Business Technology | January 9, 2014

InformationWeek columnist Kevin Coleman has some not so great news for us: The United States is slowly falling from its perch as the globe’s technology and science leader. Instead, Coleman writes, the country is gradually – but steadily – transforming into a technology laggard.

Slipping

Coleman comments that research-and-development, science and technology investments in the United States are not keeping pace with those made by other nations. At the same time, the United States faces an constantly growing threat from smarter and more persistent cyber thieves. Both of these factors are chipping away at the United States’ long dominance of the technology world.

A falling giant?

There was a time, up until recently, when all countries looked up to the United States when it came to technology and innovation, Coleman writes. And it’s true that the United States spends more on technology and research-and-development than does any other country. Even so the gap between the United States and its closest competitors is shrinking, Coleman writes.

Others on the move

As Coleman writes, the BBC has predicted that by the end of this year China will rank ahead of the United States when it comes to scientific output.
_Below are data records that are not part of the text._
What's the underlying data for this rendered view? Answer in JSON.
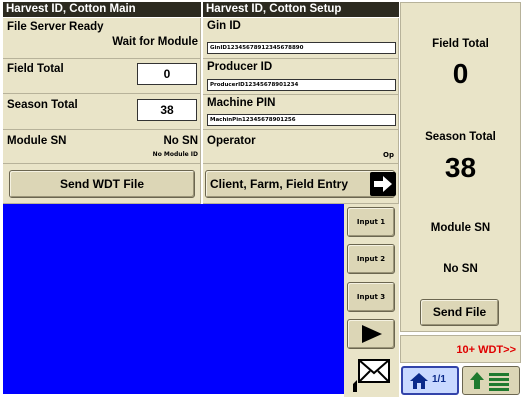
{
  "main": {
    "header": "Harvest ID, Cotton Main",
    "file_server_label": "File Server Ready",
    "file_server_status": "Wait for Module",
    "field_total_label": "Field Total",
    "field_total_value": "0",
    "season_total_label": "Season Total",
    "season_total_value": "38",
    "module_sn_label": "Module SN",
    "module_sn_value": "No SN",
    "module_id_value": "No Module ID",
    "send_wdt_label": "Send WDT File"
  },
  "setup": {
    "header": "Harvest ID, Cotton Setup",
    "gin_id_label": "Gin ID",
    "gin_id_value": "GinID12345678912345678890",
    "producer_id_label": "Producer ID",
    "producer_id_value": "ProducerID12345678901234",
    "machine_pin_label": "Machine PIN",
    "machine_pin_value": "MachinPin12345678901256",
    "operator_label": "Operator",
    "operator_value": "Op",
    "client_farm_field_label": "Client, Farm, Field Entry"
  },
  "side_buttons": {
    "input1": "Input 1",
    "input2": "Input 2",
    "input3": "Input 3"
  },
  "right_panel": {
    "field_total_label": "Field Total",
    "field_total_value": "0",
    "season_total_label": "Season Total",
    "season_total_value": "38",
    "module_sn_label": "Module SN",
    "module_sn_value": "No SN",
    "send_file_label": "Send File",
    "wdt_count_label": "10+ WDT>>",
    "page_indicator": "1/1"
  },
  "colors": {
    "panel": "#e9e4c8",
    "header": "#2c2a20",
    "map_blue": "#0000ff",
    "alert_red": "#e00000",
    "home_button": "#c9d9ff"
  },
  "icons": {
    "arrow_right": "arrow-right-icon",
    "play": "play-icon",
    "envelope": "envelope-icon",
    "home": "home-icon",
    "menu": "menu-up-icon"
  }
}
China has recently bypassed Japan to rank second in the world in this category. Coleman’s column also points to a U.S. Intelligence Community report proclaiming that the United States’ dominance in technology is slowly but steadily fading. What can the United States do to change this trend? As Coleman writes, investing more in high-tech education can help. Only by doing this, can the United States produce the next generation of great scientists and researchers.